The room was warm with it. The noise. The bodies. The casual knock of shoulders as men moved through the crowd. Somebody at the pool table made a shot nobody thought they'd make, the whole table erupted. Sean looked up from his booth long enough to shout something about beginner's luck before going back to his story.
It was imperfect.
It had always been imperfect.
The proposal was dead at the top. Graff hadn't moved. The brass was quiet, they were going to stay quiet. The system thathad killed Jack was the same system these men were standing in tonight.
But these were my brothers.
This was the house Jack had walked into, the same one he had invited me to follow him into. This was the family I had found when I had no family, and these were the men who had stood around the grave when he died.

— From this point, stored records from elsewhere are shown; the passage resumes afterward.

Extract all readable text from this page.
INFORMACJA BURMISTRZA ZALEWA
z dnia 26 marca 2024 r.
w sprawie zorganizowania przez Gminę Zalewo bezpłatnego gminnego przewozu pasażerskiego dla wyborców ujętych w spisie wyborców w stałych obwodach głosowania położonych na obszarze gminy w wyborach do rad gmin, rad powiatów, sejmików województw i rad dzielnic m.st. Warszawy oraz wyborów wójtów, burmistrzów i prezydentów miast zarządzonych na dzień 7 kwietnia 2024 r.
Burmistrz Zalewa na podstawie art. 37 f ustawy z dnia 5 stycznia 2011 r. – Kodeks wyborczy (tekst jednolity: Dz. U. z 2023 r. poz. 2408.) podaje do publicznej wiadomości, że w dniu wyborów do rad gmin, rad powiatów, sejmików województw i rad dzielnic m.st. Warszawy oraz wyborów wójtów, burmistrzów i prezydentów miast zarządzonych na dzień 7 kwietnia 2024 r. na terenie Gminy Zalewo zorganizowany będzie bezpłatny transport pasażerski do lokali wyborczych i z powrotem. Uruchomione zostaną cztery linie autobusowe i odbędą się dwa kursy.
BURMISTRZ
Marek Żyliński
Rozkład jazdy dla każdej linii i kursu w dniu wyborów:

The work of breaking it open was going to be slow.
I could live with it.
Tyler caught my eye again across the room. He set his darts down on the little shelf by the board. He raised his glass toward me.
I raised mine back.
I thought about Jamie and Rosie at home. About the blue couch in the living room. About the record player in the corner. About the bedroom where Jamie was already in pajamas by now, probably reading in bed, and waiting to hear my key in the door.
I set the glass down.
It was time to go home.
CHAPTER 31
Jamie
Morning light filtered through the curtains.
Sam was already dressed. Uniform on. Ready for his shift.
I walked him to the door. Rosie was still asleep—summer vacation meant she got to sleep in now. No school runs. No alarms. Just lazy mornings and late breakfasts.
At the door, I pulled Sam close. Kissed him a little longer than usual.
He smiled against my lips. "What was that for?"
"Nothing. Just felt like it."
Sam cupped my face. Kissed me again. Softer this time.
"See you tomorrow morning?" he asked.
"See you."
"I love you."
"I love you too."
One more kiss. Then he was out the door.
I watched his truck pull away. Stood there until I couldn't see it anymore. That was a thing I did now. I had been doing it every shift since I moved my life south. Jack used to make fun of me for it when we were kids—for standing at the window until his school bus was out of sight, for waving longer than any normal person. You act like I'm not coming back, he'd said. I didn't knowhow to tell him I stood at the window because I needed to know he was. That it was the only way my three-year-old body knew how to love him.
Same thing now. Different man. Different window.
I went back to the kitchen and made myself another cup of coffee.